Navigating divides in my community.
I sit outside a coffee shop reading the LA Times. It is the 30th Anniversary of the LA Riots when police were acquitted after the brutal beating of Rodney King. My 13-year-old eyes digested that story in a context without guidance on the system at play. Where I live now, we will soon mark the 2nd year after George Floyd’s brutal murder was watched round the world.
How am I navigating divides?
As I visit my parents and hear their off-hand racist comments, there is great conflict inside me. If silence is complicity, then I am complicit with racism. What is the way to a new perspective? Where is there an opening to a conversation that won’t be shut down?
Mr. McBride reminds me again–
self-reflective questioning,
curiosity,
practice vulnerability.
If I continue to feel it’s all so big, and so deeply embedded, how can I have any impact? I must hold near–yes, it’s in “them” and it’s in ME.

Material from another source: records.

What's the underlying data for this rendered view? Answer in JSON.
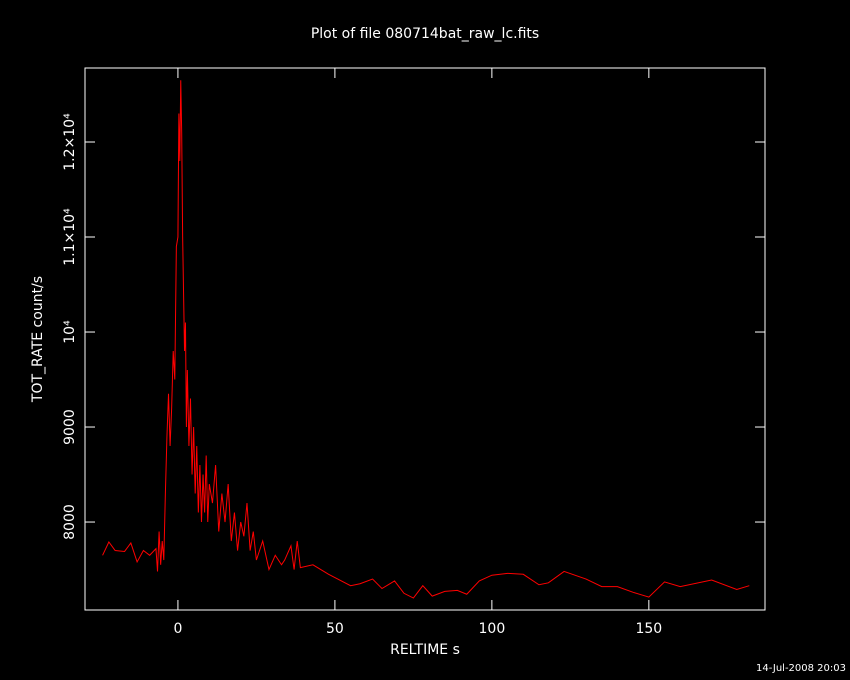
{
  "chart_data": {
    "type": "line",
    "title": "Plot of file 080714bat_raw_lc.fits",
    "xlabel": "RELTIME  s",
    "ylabel": "TOT_RATE  count/s",
    "footer": "14-Jul-2008 20:03",
    "xlim": [
      -29.6,
      187
    ],
    "ylim": [
      7074,
      12779
    ],
    "xticks": [
      0,
      50,
      100,
      150
    ],
    "yticks": [
      8000,
      9000,
      {
        "value": 10000,
        "label": "10⁴"
      },
      {
        "value": 11000,
        "label": "1.1×10⁴"
      },
      {
        "value": 12000,
        "label": "1.2×10⁴"
      }
    ],
    "background": "#000000",
    "axis_color": "#ffffff",
    "grid": false,
    "series": [
      {
        "color": "#ff0000",
        "x": [
          -24,
          -22,
          -20,
          -17,
          -15,
          -13,
          -11,
          -9,
          -7,
          -6.5,
          -6,
          -5.5,
          -5,
          -4.5,
          -4,
          -3.5,
          -3,
          -2.5,
          -2,
          -1.5,
          -1,
          -0.5,
          0,
          0.3,
          0.6,
          0.9,
          1.2,
          1.5,
          1.8,
          2.1,
          2.4,
          2.7,
          3,
          3.5,
          4,
          4.5,
          5,
          5.5,
          6,
          6.5,
          7,
          7.5,
          8,
          8.5,
          9,
          9.5,
          10,
          11,
          12,
          13,
          14,
          15,
          16,
          17,
          18,
          19,
          20,
          21,
          22,
          23,
          24,
          25,
          27,
          29,
          31,
          33,
          34,
          36,
          37,
          38,
          39,
          43,
          48,
          55,
          58,
          62,
          65,
          69,
          72,
          75,
          78,
          81,
          85,
          89,
          92,
          96,
          100,
          105,
          110,
          115,
          118,
          123,
          130,
          135,
          140,
          145,
          150,
          155,
          160,
          170,
          178,
          182
        ],
        "values": [
          7650,
          7790,
          7700,
          7690,
          7780,
          7580,
          7700,
          7650,
          7720,
          7480,
          7900,
          7550,
          7800,
          7600,
          8300,
          8900,
          9350,
          8800,
          9200,
          9800,
          9500,
          10900,
          11000,
          12300,
          11800,
          12650,
          12100,
          11000,
          10400,
          9800,
          10100,
          9000,
          9600,
          8800,
          9300,
          8500,
          9000,
          8300,
          8800,
          8100,
          8600,
          8000,
          8500,
          8100,
          8700,
          8000,
          8400,
          8200,
          8600,
          7900,
          8300,
          8000,
          8400,
          7800,
          8100,
          7700,
          8000,
          7850,
          8200,
          7700,
          7900,
          7600,
          7800,
          7500,
          7650,
          7550,
          7600,
          7750,
          7500,
          7800,
          7520,
          7550,
          7450,
          7330,
          7350,
          7400,
          7300,
          7380,
          7250,
          7200,
          7330,
          7220,
          7270,
          7280,
          7240,
          7380,
          7440,
          7460,
          7450,
          7340,
          7360,
          7480,
          7400,
          7320,
          7320,
          7260,
          7210,
          7370,
          7320,
          7390,
          7290,
          7330
        ]
      }
    ]
  }
}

My co-worker reflects back to me ways I sought to comfort the white leader, where in the past the power differential had impacted me in a negative way. Instead I see that the anti-racist route would’ve been to seek after the wellbeing of my BIPOC colleagues and how they were impacted in a specific hurtful conversation. And to acknowledge that there isn’t a general way to engage, it’s different for different people. She reminds me to ask questions, to LISTEN. Self-awareness is a long road.
“Follow the leadership of subordinated people in structural change,” he said. I am leaning into this by listening and circling back to voices that are trying to be heard. If, as McBride also said, “the right first question is– who do we need to become?” then it is the time spent on inner change that is needed as much as or more than, “What do we do?” I keep hearing that meditation is the way to self-awareness and healing and can impact how I show up as a white person, how much space I take up in a room, in a conversation. To regulate my body, my responses. I endeavor to learn and embody how this learning and these practices will show me who to become.
1 comment
Hey Laura,
Your essay highlights the key question that Mr. McBride named, and vulnerably identifies how you (I) miss the mark. Bold and brave, and definitely the first step, as he said. Becoming is that long arc, and as we become we suffer our ego’s pride. Our meditation softens us and humbles us, and gives us permission to NOT take up so much space in the room.
Thank you. We are learners together.